И он заплакал. Я понял это потому, что грудь его, наполненная счастьем, сотрясалась и дыхание стало прерывистым.
Не мешая ему, я тихо прилег на койку, думая о Любе. Странная ее судьба поразила меня. Была ли это и впрямь любовь - необъяснимая любовь высокой женской души - или нежная жалость, которая порой так похожа на любовь? Или, может быть, разделенное горе, ужас потери, найденный призрак утраченного: танкист, герой, воин... Я дожидался утра, смены сестер, чтобы в одном взгляде Любы прочесть разгадку - в таких глазах все читалось легко. В этих мыслях я задремал.
Проснулся я поздно. По знакомым признакам палатного дня я понял, что сестры уже сменились, но Любы в палате не было. Я подошел к танкисту и спросил, как он себя чувствует.
- Чудесно, - ответил он. - Она пошла узнать о перевязке. Слушай, только ни слова ей о профессоре. Неужели сегодня я ее увижу?
По голосу я понял, что он улыбается.
- Она ведь красавица, ты же ее знаешь?
- Красавица, верно, - ответил я.
Он снова заговорил о том, как сегодня ее увидит. Вдруг он замолчал и притих, слушая шаги - легкие в тапочках, и было странно, что сквозь бинты, укутавшие голову, он различил их. Или это был слух любви?
- Она, - сказал он с глубокой нежностью. - Душенька моя...
Я обернулся. Но это подошла Феня, очевидно задержавшаяся после дежурства. Я хотел показать ему, что он ошибся.
- Здравствуйте, Фенечка, сказал я. - Скоро там Люба справится?
- Здравствуйте, опять к нам? - спросила она. - Уехала Люба, мужа отыскала. Раненый...
И она подсела к танкисту.
- Родненький мой, Коленька, - сказала она ласково. - Набирайся сил... перевязка сейчас...

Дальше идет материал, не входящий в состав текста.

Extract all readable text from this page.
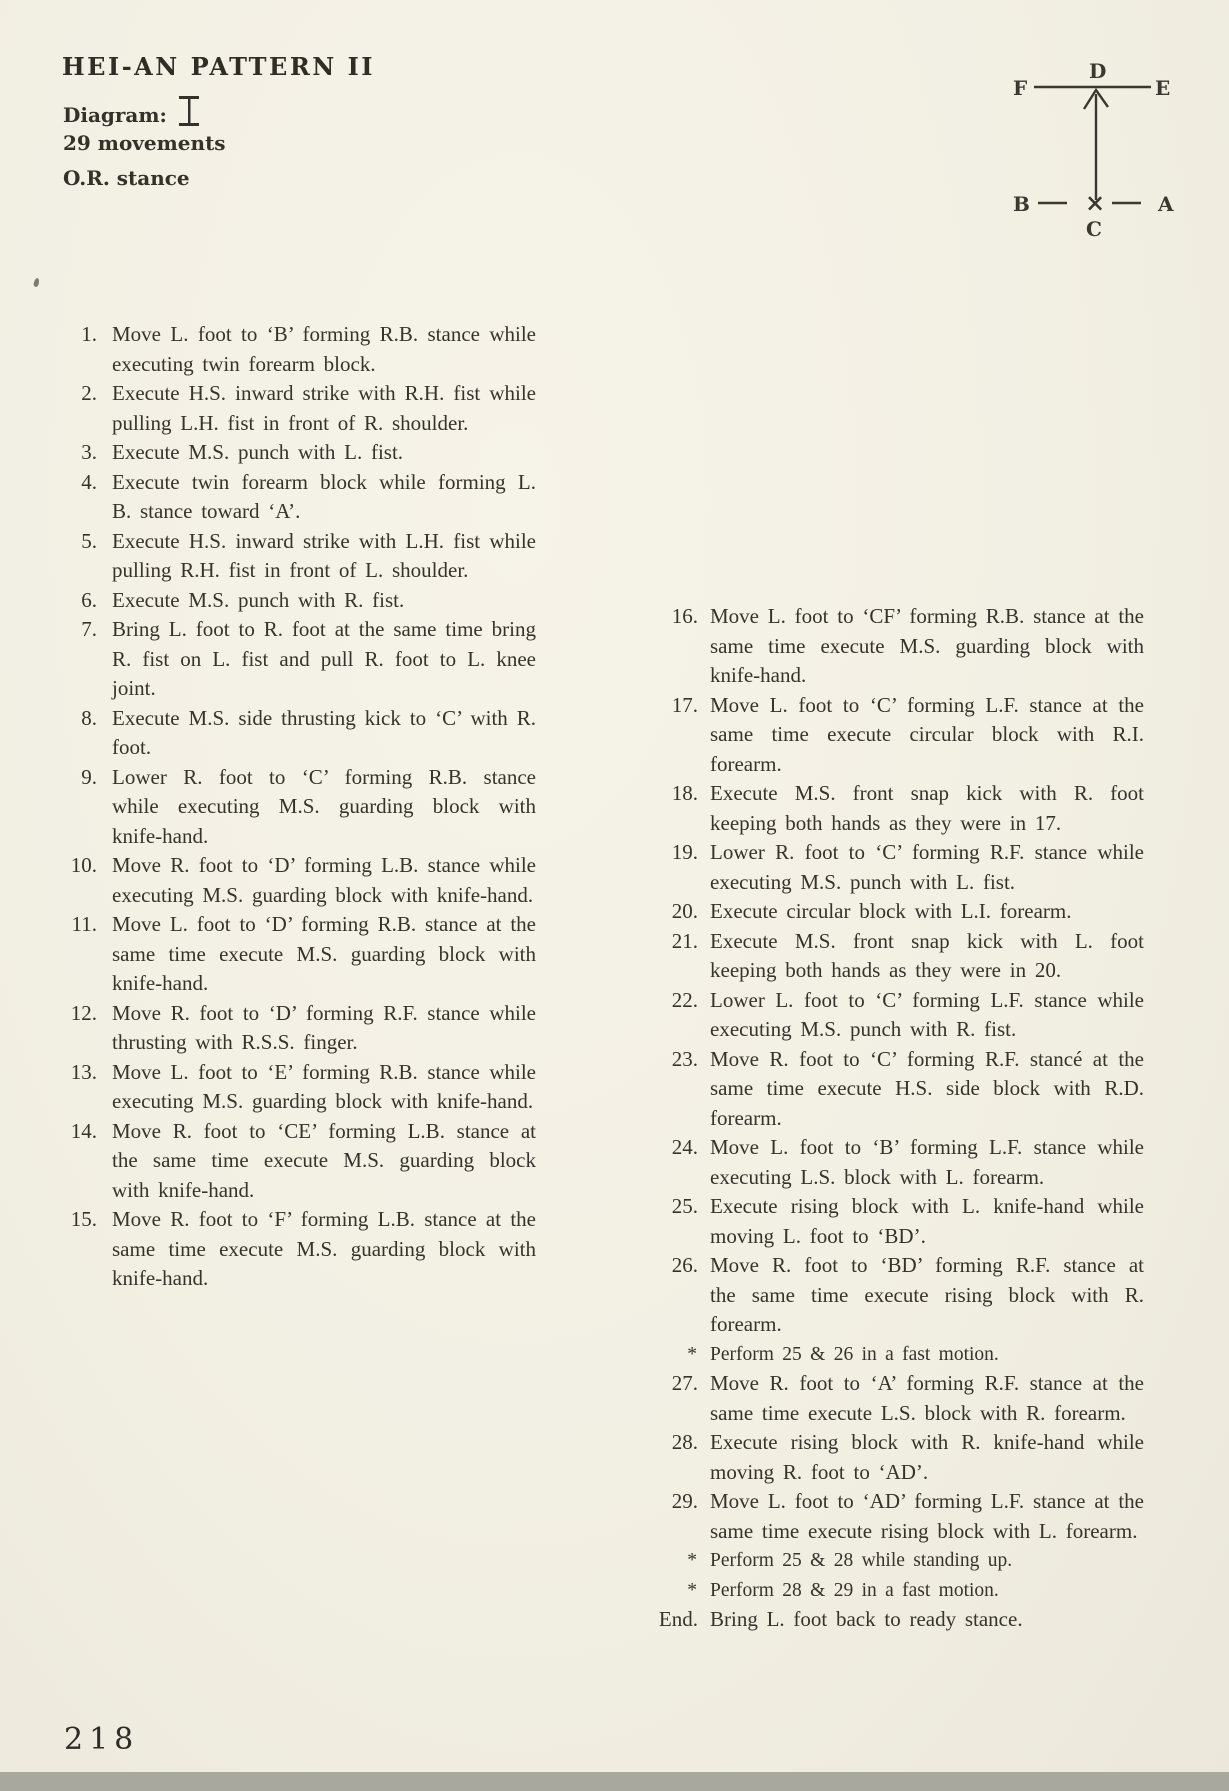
HEI-AN PATTERN II
Diagram:
29 movements
O.R. stance
D
F	E
B	A
×
C
1. Move L. foot to ‘B’ forming R.B. stance while executing twin forearm block.
2. Execute H.S. inward strike with R.H. fist while pulling L.H. fist in front of R. shoulder.
3. Execute M.S. punch with L. fist.
4. Execute twin forearm block while forming L. B. stance toward ‘A’.
5. Execute H.S. inward strike with L.H. fist while pulling R.H. fist in front of L. shoulder.
6. Execute M.S. punch with R. fist.
7. Bring L. foot to R. foot at the same time bring R. fist on L. fist and pull R. foot to L. knee joint.
8. Execute M.S. side thrusting kick to ‘C’ with R. foot.
9. Lower R. foot to ‘C’ forming R.B. stance while executing M.S. guarding block with knife-hand.
10. Move R. foot to ‘D’ forming L.B. stance while executing M.S. guarding block with knife-hand.
11. Move L. foot to ‘D’ forming R.B. stance at the same time execute M.S. guarding block with knife-hand.
12. Move R. foot to ‘D’ forming R.F. stance while thrusting with R.S.S. finger.
13. Move L. foot to ‘E’ forming R.B. stance while executing M.S. guarding block with knife-hand.
14. Move R. foot to ‘CE’ forming L.B. stance at the same time execute M.S. guarding block with knife-hand.
15. Move R. foot to ‘F’ forming L.B. stance at the same time execute M.S. guarding block with knife-hand.
16. Move L. foot to ‘CF’ forming R.B. stance at the same time execute M.S. guarding block with knife-hand.
17. Move L. foot to ‘C’ forming L.F. stance at the same time execute circular block with R.I. forearm.
18. Execute M.S. front snap kick with R. foot keeping both hands as they were in 17.
19. Lower R. foot to ‘C’ forming R.F. stance while executing M.S. punch with L. fist.
20. Execute circular block with L.I. forearm.
21. Execute M.S. front snap kick with L. foot keeping both hands as they were in 20.
22. Lower L. foot to ‘C’ forming L.F. stance while executing M.S. punch with R. fist.
23. Move R. foot to ‘C’ forming R.F. stancé at the same time execute H.S. side block with R.D. forearm.
24. Move L. foot to ‘B’ forming L.F. stance while executing L.S. block with L. forearm.
25. Execute rising block with L. knife-hand while moving L. foot to ‘BD’.
26. Move R. foot to ‘BD’ forming R.F. stance at the same time execute rising block with R. forearm.
* Perform 25 & 26 in a fast motion.
27. Move R. foot to ‘A’ forming R.F. stance at the same time execute L.S. block with R. forearm.
28. Execute rising block with R. knife-hand while moving R. foot to ‘AD’.
29. Move L. foot to ‘AD’ forming L.F. stance at the same time execute rising block with L. forearm.
* Perform 25 & 28 while standing up.
* Perform 28 & 29 in a fast motion.
End. Bring L. foot back to ready stance.
218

Он судорожно протянул руку, и тотчас эта рука воина, видевшего смерть и вздрогнувшего от предчувствия боли, попала в руки Фени: видно, перевязки были нестерпимы. Она покрыла ее другой рукой, и большое, значительное молчание встало над ними. Она тихонько гладила его руку, перебирала пальцы, и в глазах ее, устремленных на черные очки, теплым медленным течением плыла любовь.

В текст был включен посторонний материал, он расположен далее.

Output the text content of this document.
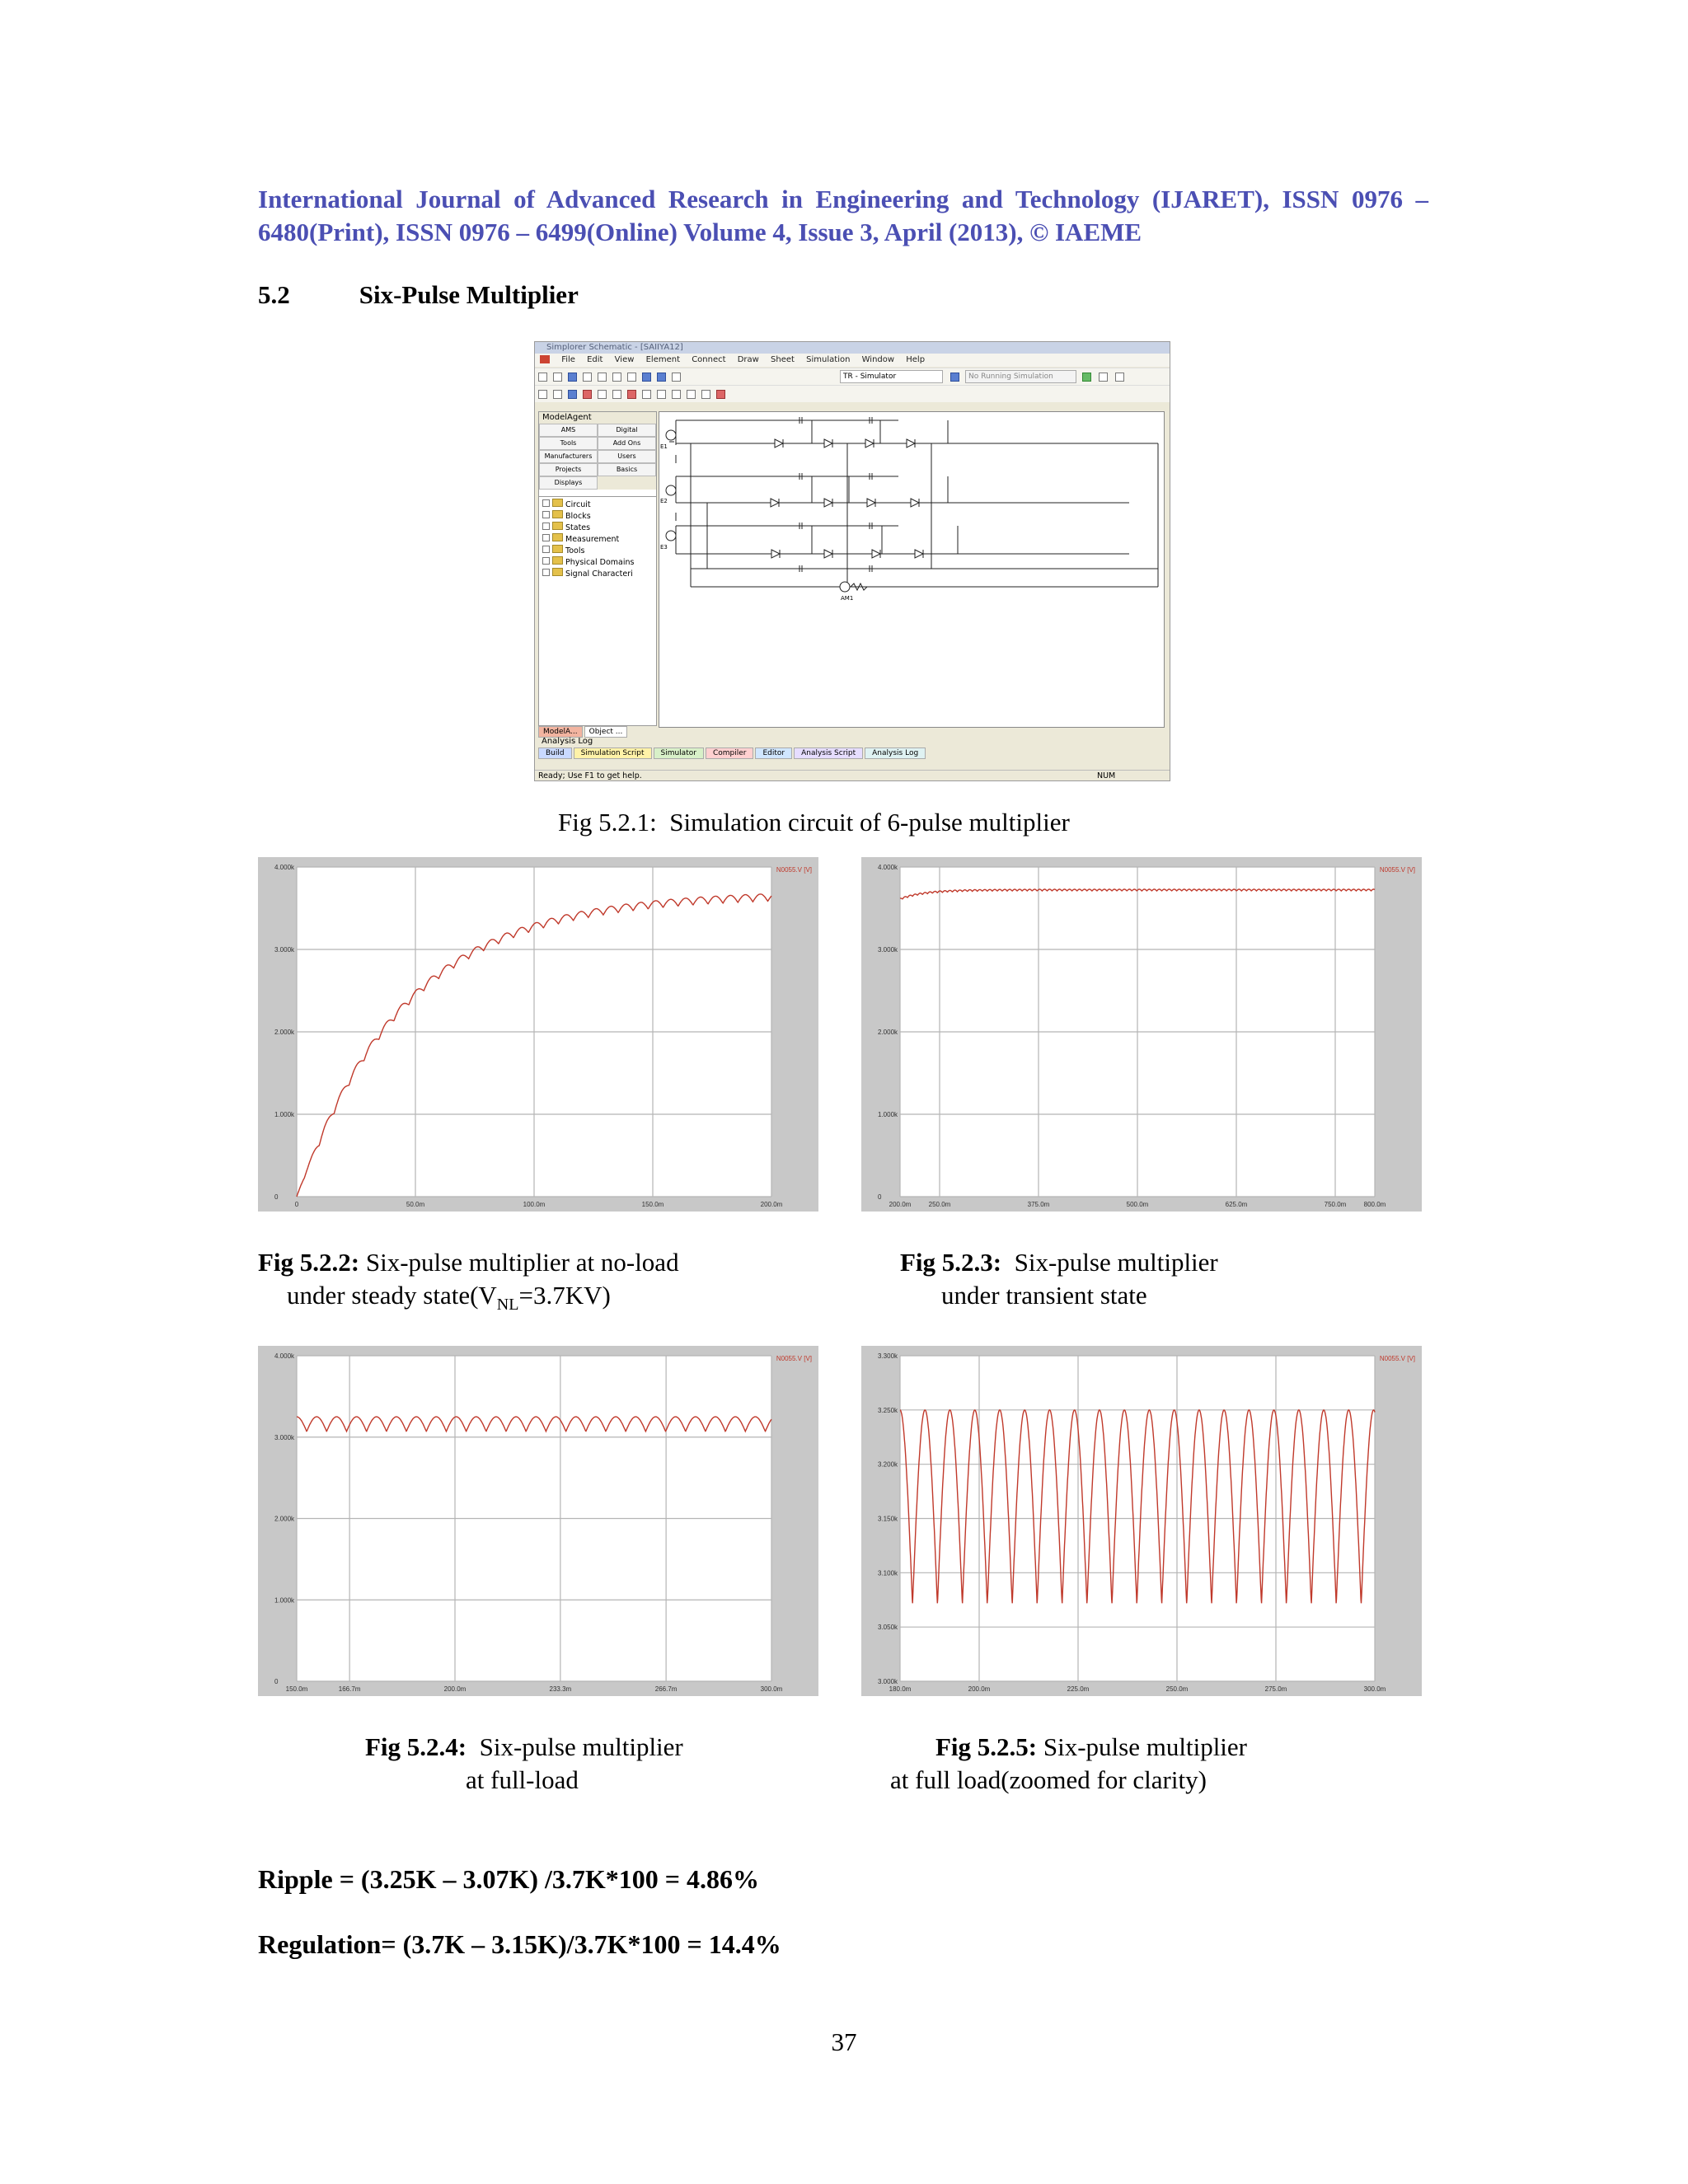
International Journal of Advanced Research in Engineering and Technology (IJARET), ISSN 0976 – 6480(Print), ISSN 0976 – 6499(Online) Volume 4, Issue 3, April (2013), © IAEME
5.2	Six-Pulse Multiplier
Simplorer Schematic - [SAIIYA12]
File Edit View Element Connect Draw Sheet Simulation Window Help
TR - Simulator	No Running Simulation
ModelAgent
AMS	Digital
Tools	Add Ons
Manufacturers	Users
Projects	Basics
Displays
Circuit
Blocks
States
Measurement
Tools
Physical Domains
Signal Characteri
ModelA... Object ...
E1
E2
E3
AM1
Analysis Log
Build Simulation Script Simulator Compiler Editor Analysis Script Analysis Log
Ready; Use F1 to get help.	NUM
Fig 5.2.1: Simulation circuit of 6-pulse multiplier
0
1.000k
2.000k
3.000k
4.000k
0	50.0m	100.0m	150.0m	200.0m
N0055.V [V]
0
1.000k
2.000k
3.000k
4.000k
200.0m	250.0m	375.0m	500.0m	625.0m	750.0m	800.0m
N0055.V [V]
0
1.000k
2.000k
3.000k
4.000k
150.0m	166.7m	200.0m	233.3m	266.7m	300.0m
N0055.V [V]
3.000k
3.050k
3.100k
3.150k
3.200k
3.250k
3.300k
180.0m	200.0m	225.0m	250.0m	275.0m	300.0m
N0055.V [V]
Fig 5.2.2: Six-pulse multiplier at no-load
under steady $state(V_{NL}=3.7KV)$
Fig 5.2.3: Six-pulse multiplier
under transient state
Fig 5.2.4: Six-pulse multiplier
at full-load
Fig 5.2.5: Six-pulse multiplier
at full load(zoomed for clarity)
Ripple = (3.25K – 3.07K) /3.7K*100 = 4.86%
Regulation= (3.7K – 3.15K)/3.7K*100 = 14.4%
37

Я смотрел на лицо Фени - незапоминающееся лицо, которое мы видели ежедневно и скользили по нему равнодушным взглядом. Удивительная перемена в нем поразила меня. Немолодое, усталое - одухотворенное силой любви, оно было прекрасно, простое лицо русской женщины и матери, исполненное веры и грустной нежности. Потом в глазах ее появились слезы, она тихонько отвела голову, чтобы они не капнули на его руку. Но, почуяв это легкое движение, он встревожился.
- Душенька моя дорогая, что ты?
И - поразительная вещь - Феня заговорила оживленно и весело, ласково ободряя его, а слезы лились по ее лицу безостановочно и быстро - и глубокая скорбь исказила ее рот, из которого вылетали шуточные, веселые слова. Потом глаза ее перешли на дверь, и безнадежная молчаливая мука отразилась в них. Я проследил ее взгляд: в дверь вкатывали коляску, и я понял ее слезы. Это было предчувствие приближающейся боли.

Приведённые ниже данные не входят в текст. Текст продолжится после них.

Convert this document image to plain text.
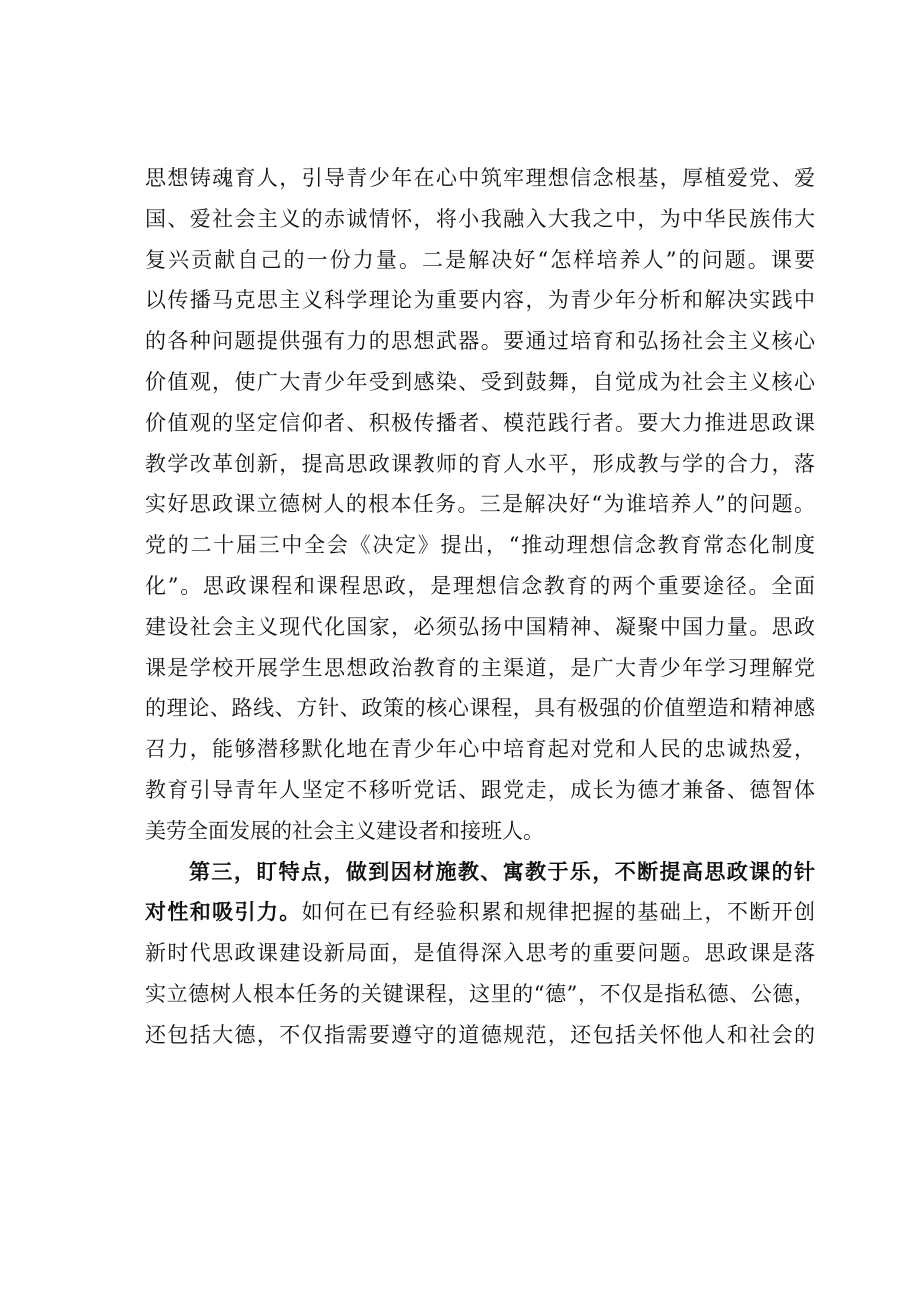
思想铸魂育人，引导青少年在心中筑牢理想信念根基，厚植爱党、爱
国、爱社会主义的赤诚情怀，将小我融入大我之中，为中华民族伟大
复兴贡献自己的一份力量。二是解决好“怎样培养人”的问题。课要
以传播马克思主义科学理论为重要内容，为青少年分析和解决实践中
的各种问题提供强有力的思想武器。要通过培育和弘扬社会主义核心
价值观，使广大青少年受到感染、受到鼓舞，自觉成为社会主义核心
价值观的坚定信仰者、积极传播者、模范践行者。要大力推进思政课
教学改革创新，提高思政课教师的育人水平，形成教与学的合力，落
实好思政课立德树人的根本任务。三是解决好“为谁培养人”的问题。
党的二十届三中全会《决定》提出，“推动理想信念教育常态化制度
化”。思政课程和课程思政，是理想信念教育的两个重要途径。全面
建设社会主义现代化国家，必须弘扬中国精神、凝聚中国力量。思政
课是学校开展学生思想政治教育的主渠道，是广大青少年学习理解党
的理论、路线、方针、政策的核心课程，具有极强的价值塑造和精神感
召力，能够潜移默化地在青少年心中培育起对党和人民的忠诚热爱，
教育引导青年人坚定不移听党话、跟党走，成长为德才兼备、德智体
美劳全面发展的社会主义建设者和接班人。
第三，盯特点，做到因材施教、寓教于乐，不断提高思政课的针
对性和吸引力。如何在已有经验积累和规律把握的基础上，不断开创
新时代思政课建设新局面，是值得深入思考的重要问题。思政课是落
实立德树人根本任务的关键课程，这里的“德”，不仅是指私德、公德，
还包括大德，不仅指需要遵守的道德规范，还包括关怀他人和社会的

Танкиста положили на коляску, и Феня пошла рядом, держа его руку. Я провожал их. У двери перевязочной она осталась. Силы ей изменили, она прислонилась к косяку и дала волю слезам. Я тронул ее плечо. - Она подняла на меня глаза.
- Иван Савельич нынче сказал... Иван Савельич...
Она не могла говорить.
- Я знаю, - ответил я. - Ну что же раньше времени волноваться... Конечно, он будет видеть.
Она замотала головой, как от боли.
- Вот и увидит меня... Куда я ему такая... Что он обо мне выдумал, зачем выдумал?.. Красавица, красавица... Пустите меня! - вдруг почти крикнула она и прильнула ухом к двери перевязочной.
Там я услышал веселый голос Ивана Савельевича:
- Хватит, хватит на первый раз, еще недельку в темноте проведете!
Феня побледнела страшной бледностью отчаяния и быстро пошла по коридору. Больше ее в госпитале никто не видел. Потом узнали, что она уехала на родину.